Toujours selon le même diplomate, les mesures saoudiennes visent le gouvernement et les responsables libanais et non pas le peuple. Aussi n'est-il pas question pour Riyad de retirer ses dépôts bancaires, notamment le milliard de dollars déposé auprès de la Banque centrale. Quant aux mises en garde des pays du Golfe à leurs ressortissants à qui ils ont interdit de se rendre au Liban, elles doivent être situées, estime-t-il, dans le cadre de précautions prises en prévision de développements qui pourraient intervenir au niveau de la sécurité. Selon un ministre libanais, ces mises en garde sont principalement liées aux développements sur le terrain en Syrie où l'on s'apprête à instaurer un cessez-le-feu, d'autant que le Conseil de sécurité pourrait le proclamer sous le chapitre sept de la Charte des Nations unies, ce qui permet à l'Onu d'intervenir militairement en cas de menace pour la paix.


De sources concordantes, on souligne qu'il n'est pas question pour l'Arabie saoudite, qui a toujours soutenu le Liban, de le lâcher en ce moment précis et de le jeter dans la gueule du loup, c'est-à-dire de laisser la voie libre aux Iraniens pour y asseoir davantage leur influence.
Il n'en demeure pas moins que le diplomate arabe installé à Paris juge nécessaire pour les Libanais de faire attention au nouveau style d'action saoudien et d'agir en conséquence, en prévision des efforts qui doivent être menés pour tourner la page du différend qui vient d'émerger et pour en ouvrir une autre, qui devra tenir compte du rôle de premier plan que le jeune commandement saoudien semble déterminé à assumer dans le cadre d'une révision de la carte de la région.
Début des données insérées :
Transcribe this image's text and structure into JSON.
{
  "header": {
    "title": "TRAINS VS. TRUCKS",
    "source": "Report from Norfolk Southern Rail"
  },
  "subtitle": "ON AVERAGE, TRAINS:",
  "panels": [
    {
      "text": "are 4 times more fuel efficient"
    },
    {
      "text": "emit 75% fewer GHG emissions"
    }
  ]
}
Riyad semble prêt en effet à faire face aux puissances régionales et à jouer un rôle de premier plan dans le combat contre le terrorisme et l'extrémisme sunnite, comme le montre la manœuvre militaire organisée à son initiative près de sa frontière avec l'Irak, avec la participation d'unités militaires de vingt États. La manœuvre est baptisée « Tonnerre du Nord » et ce sont les forces armées de la Coalition islamique antiterroriste, mise en place en décembre dernier par le jeune ministre de la Défense, Mohammad ben Salmane, par ailleurs vice-prince héritier, qui y prennent part.